El sistema bancario ruso, afectado por las prohibiciones de Occidente, vuelve a funcionar a través de los institutos de crédito de China y Singapur; el comercio internacional, redireccionado hacia las redes de los Estados miembros de BRICS, parece haber levantado cabeza; los suministros de gas natural y petróleo cuentan con nuevos y voraces clientes en los países asiáticos y africanos. Rusia no está improvisando; hace años que se habían creado las redes de distribución alternativas. El efecto boomerang de las sanciones afectan ante todo a los miembros de la Unión Europea, acostumbrados a las importaciones de energía barata procedente de la antigua Unión Soviética.

Al gas natural y al petróleo se han ido sumando los cereales, piensos, fertilizantes o aceites de cocina, producidos tanto en Rusia como en Ucrania. Como consecuencia inmediata, el número de habitantes de nuestro planeta afectado por la llamada inseguridad alimentaria pasó de 135 a 276 millones de personas. Aparentemente, se trata sólo de un comienzo. A la gigantesca emergencia alimentaria denunciada por el exgobernador del Banco Central Europeo, Mario Draghi, debería añadirse una oleada de desabastecimiento generalizado, provocada por los numerosos fallos de la cadena de transporte marítimo o la escasez de materias primas utilizadas para la producción de microchips, etc.

Desde el inicio de la guerra, el precio del trigo ha experimentado un aumento de 44 por ciento; el precio de los productos alimentarios, un 33 por ciento, el de los fertilizantes, un 50 por ciento, y el del aceite de girasol, un 66 por ciento. Los datos, facilitados por la FAO, suelen revisarse semanalmente.

Una desgracia nunca llega sola. En este caso concreto, parece que nos hallamos ante una extensa cadena de catástrofes programadas. ¿Pura casualidad?

La guerra, esta guerra a la que aludíamos antes, nos depara nuevas y desagradables sorpresas. Veamos. Para garantizar las exportaciones de cereales ucranios y evitar una hambruna de alcance global, el otrora imperial Reino Unido prepara una operación naval de gran envergadura en el Mar Negro destinada a romper el bloqueo ruso del puerto de Odesa, donde se concentran las exportaciones de grano del régimen de Kiev.
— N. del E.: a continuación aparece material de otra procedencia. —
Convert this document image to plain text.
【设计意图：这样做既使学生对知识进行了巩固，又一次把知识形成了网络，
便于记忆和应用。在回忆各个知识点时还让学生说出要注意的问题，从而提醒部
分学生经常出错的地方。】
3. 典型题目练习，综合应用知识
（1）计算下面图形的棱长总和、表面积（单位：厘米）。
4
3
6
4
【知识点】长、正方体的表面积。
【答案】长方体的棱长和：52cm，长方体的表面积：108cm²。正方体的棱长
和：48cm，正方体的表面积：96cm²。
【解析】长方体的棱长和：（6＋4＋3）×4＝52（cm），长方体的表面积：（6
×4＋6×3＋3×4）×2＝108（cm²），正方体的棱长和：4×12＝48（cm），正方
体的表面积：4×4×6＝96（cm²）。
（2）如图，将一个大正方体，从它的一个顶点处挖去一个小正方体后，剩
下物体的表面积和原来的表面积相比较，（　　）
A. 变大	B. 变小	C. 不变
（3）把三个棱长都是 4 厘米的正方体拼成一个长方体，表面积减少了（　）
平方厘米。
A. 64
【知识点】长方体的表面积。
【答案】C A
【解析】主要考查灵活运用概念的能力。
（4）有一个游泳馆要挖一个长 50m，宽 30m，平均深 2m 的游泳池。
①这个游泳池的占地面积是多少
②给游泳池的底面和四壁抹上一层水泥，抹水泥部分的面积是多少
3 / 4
El rotativo londinense The Times señala que la suerte de alrededor de 400 millones de personas depende de la llegada de estos suministros. Ucrania es, en efecto, el cuarto exportador mundial de maíz y el quinto de trigo. Pero sus puertos están bloqueados por la marina de guerra rusa… Tampoco hay que extrañarse; las exportaciones de cereales rusas están sometidas al embargo de Occidente.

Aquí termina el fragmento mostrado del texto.